2: Look up the heating degree-day (HDD) data for your location for that period, and divide the BTU per HDD.
3: Divide the BTU per HDD by 24, to come up with BTU per degree-hour.
4: Look up the 99% outside design temperature for your location, and subtract it from your HDD base temperature (either 65F or 60F- whatever you used when looking up the HDD), for the number of heating degrees.
5:Multiply the BTU per degree-hour times the number of heating degrees, and you have the implied heat load.
If you do it for both base 60F and base 65F HDD you'll bracket the actual heat load fairly reasonably. Only in the rarest of cases will the real heat load be much higher than the bigger number, or much lower than the lower number. Most of the time it'll be somewhere in between.
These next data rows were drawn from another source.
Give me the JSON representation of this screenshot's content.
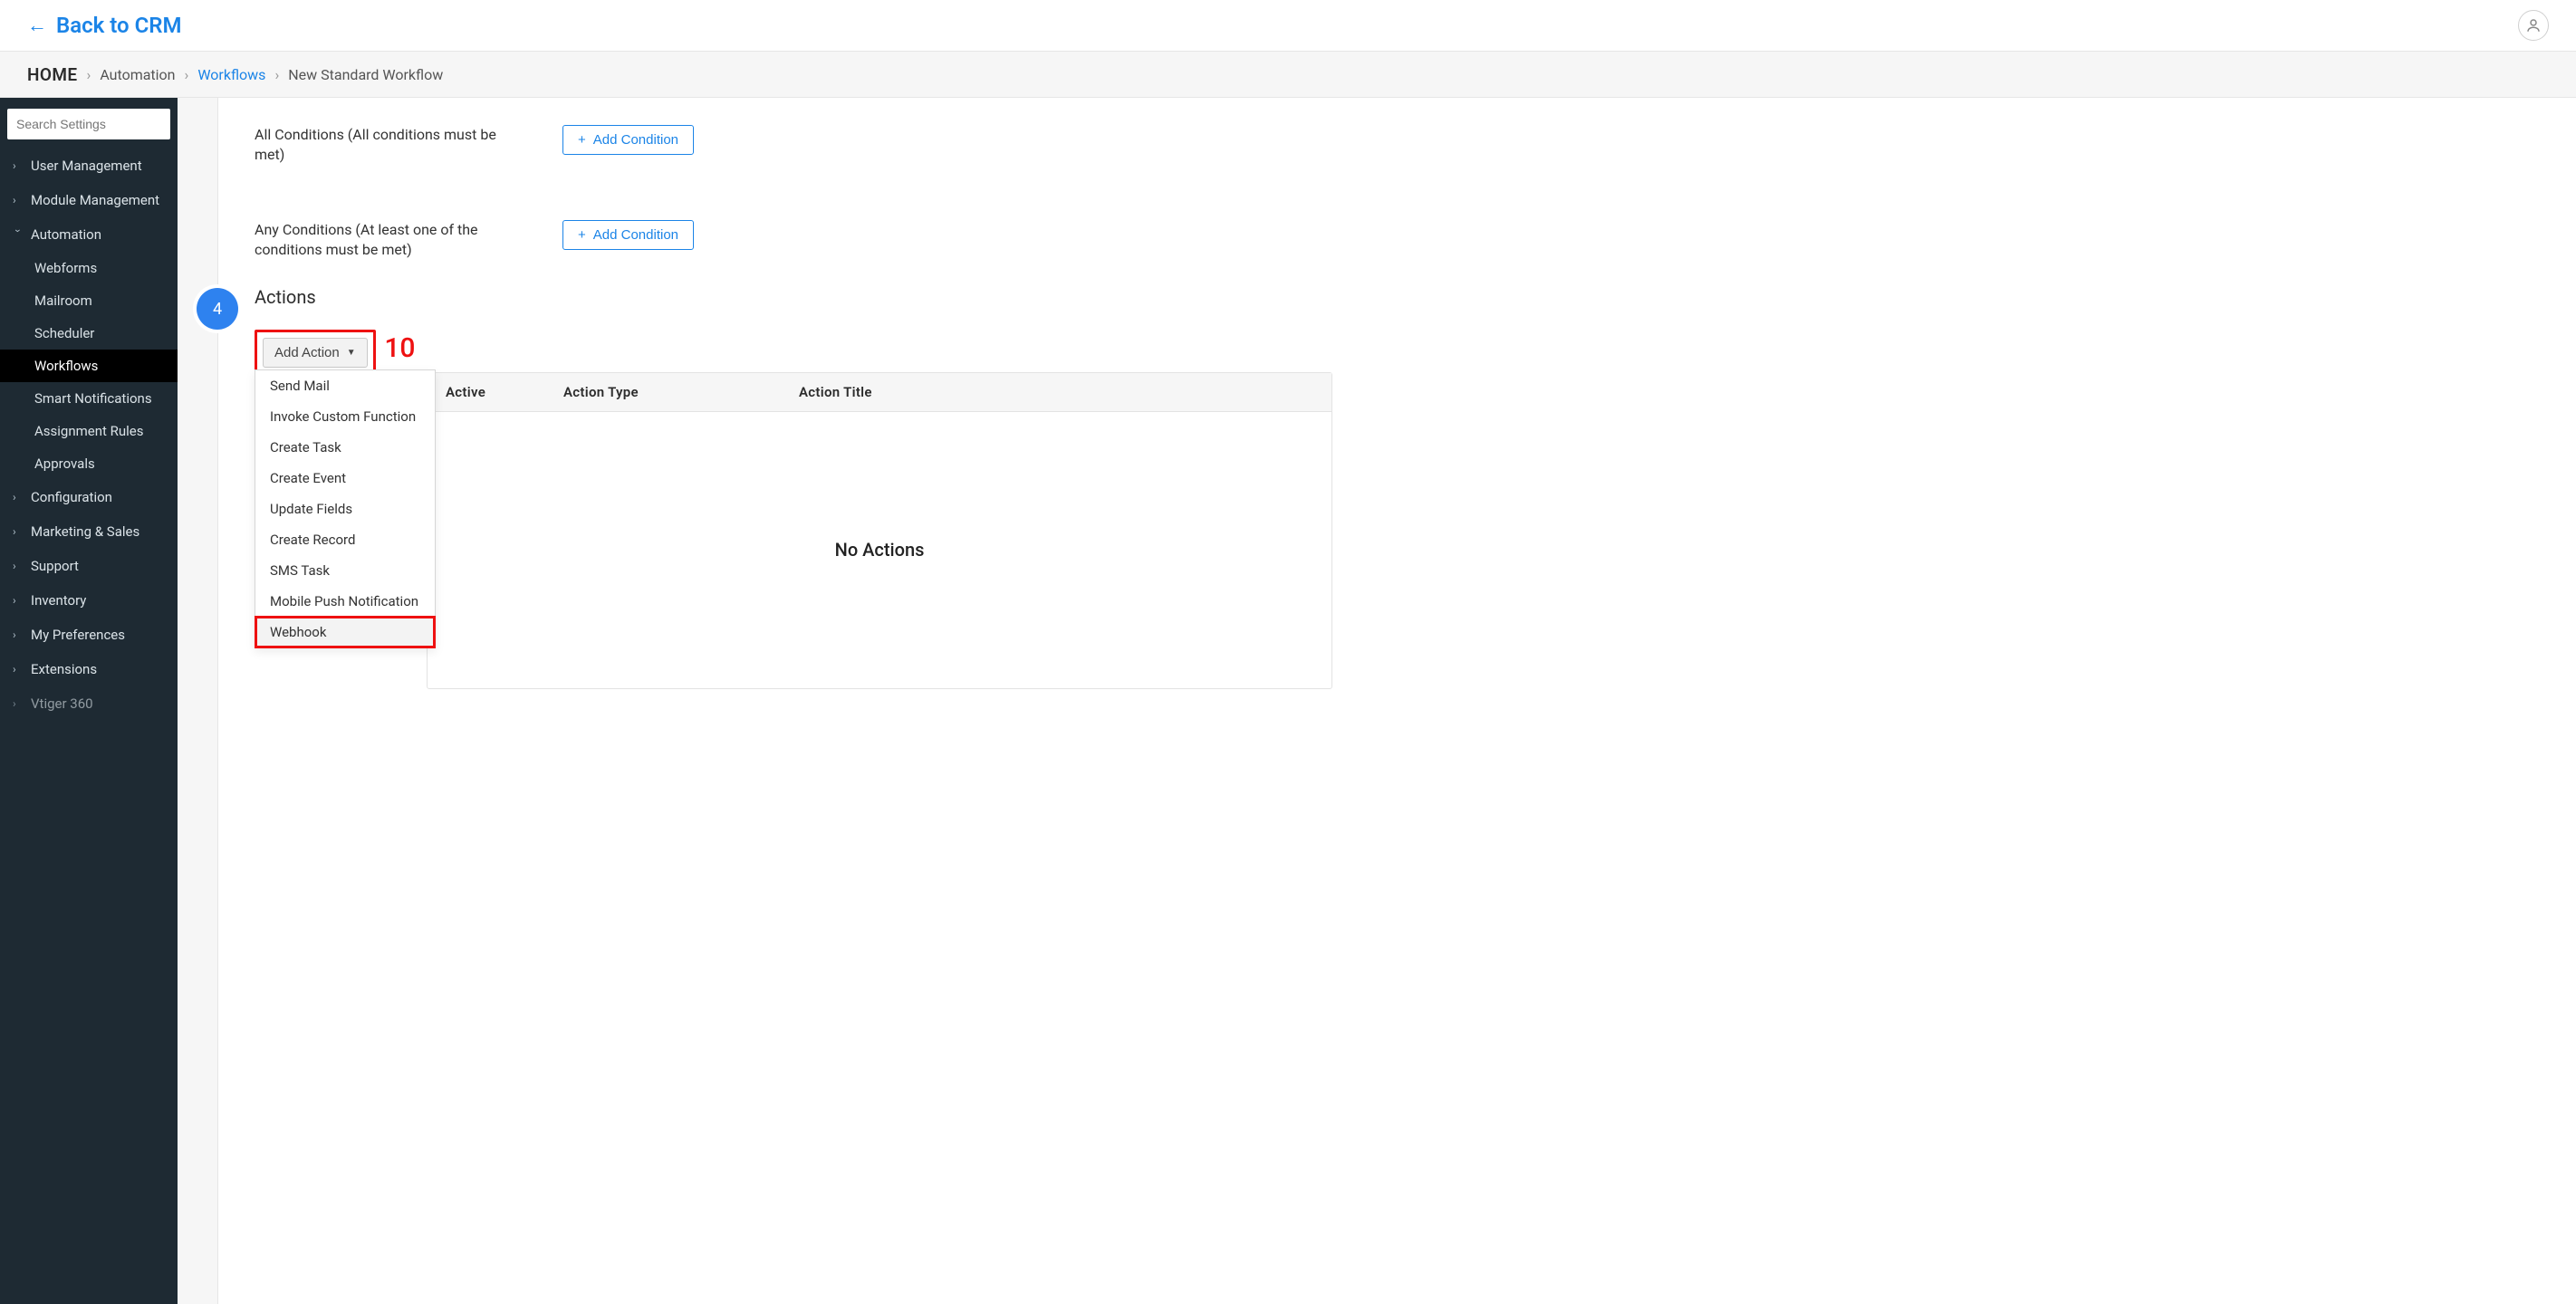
{
  "topbar": {
    "back_label": "Back to CRM"
  },
  "breadcrumb": {
    "home": "HOME",
    "level1": "Automation",
    "level2": "Workflows",
    "current": "New Standard Workflow"
  },
  "search": {
    "placeholder": "Search Settings"
  },
  "sidebar": {
    "items": [
      {
        "label": "User Management",
        "expandable": true
      },
      {
        "label": "Module Management",
        "expandable": true
      },
      {
        "label": "Automation",
        "expandable": true,
        "expanded": true
      },
      {
        "label": "Configuration",
        "expandable": true
      },
      {
        "label": "Marketing & Sales",
        "expandable": true
      },
      {
        "label": "Support",
        "expandable": true
      },
      {
        "label": "Inventory",
        "expandable": true
      },
      {
        "label": "My Preferences",
        "expandable": true
      },
      {
        "label": "Extensions",
        "expandable": true
      },
      {
        "label": "Vtiger 360",
        "expandable": true
      }
    ],
    "automation_children": [
      {
        "label": "Webforms"
      },
      {
        "label": "Mailroom"
      },
      {
        "label": "Scheduler"
      },
      {
        "label": "Workflows",
        "active": true
      },
      {
        "label": "Smart Notifications"
      },
      {
        "label": "Assignment Rules"
      },
      {
        "label": "Approvals"
      }
    ]
  },
  "conditions": {
    "all_label": "All Conditions (All conditions must be met)",
    "any_label": "Any Conditions (At least one of the conditions must be met)",
    "add_button": "Add Condition"
  },
  "step": {
    "number": "4",
    "title": "Actions"
  },
  "add_action": {
    "label": "Add Action",
    "annotation": "10",
    "options": [
      "Send Mail",
      "Invoke Custom Function",
      "Create Task",
      "Create Event",
      "Update Fields",
      "Create Record",
      "SMS Task",
      "Mobile Push Notification",
      "Webhook"
    ],
    "highlighted_option_index": 8
  },
  "actions_table": {
    "headers": {
      "active": "Active",
      "type": "Action Type",
      "title": "Action Title"
    },
    "empty_text": "No Actions"
  }
}
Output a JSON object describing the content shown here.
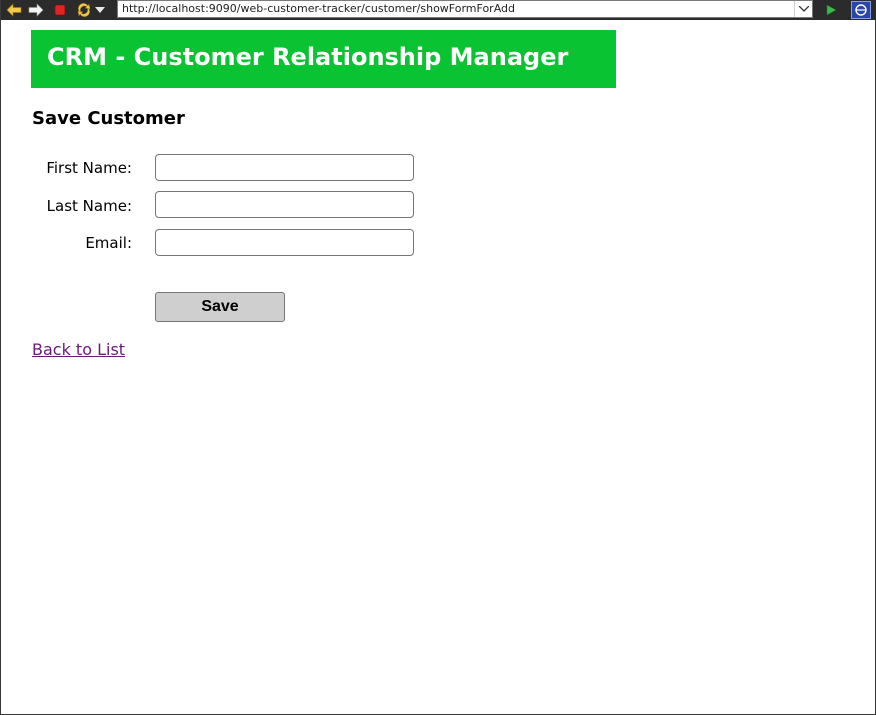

The minimum modulated output of the LX-90 is about 23,000 BTU/hr, which is well over half the heat load of most reasonably tight homes, and WAY more than the load of individual zones of multi-zoned houses. From an efficiency point of view that's OK if the radiation is high volume radiators, but too often a short-cycling disaster with fin-tube baseboard. For a primer on how to make that assessment,
read this.
Adjusting the outdoor reset curve takes some time and patience, but if you have enough radiation to operate in the condensing zone without short-cycling the boiler, it's WELL worth it! Most boilers are designed to kick up the output temperature when serving a hot water heater zone, and is not affected by the outdoor reset temperature. This is true of the LX-90 as well, if installed correctly. On page
32 of the manual you'll see that the domestic hot water temperature and space heating temperature can be set independently.
If you run the numbers to come up with a heat load at some cold temperature and measure up the total radation, I can walk you through how to set up & adjust the outdoor reset curve. Most installers won't/can't take the time to fully tweak it in, but YOU can. And when you do it ends up operating at the highest possible comfort & efficiency that the system can deliver.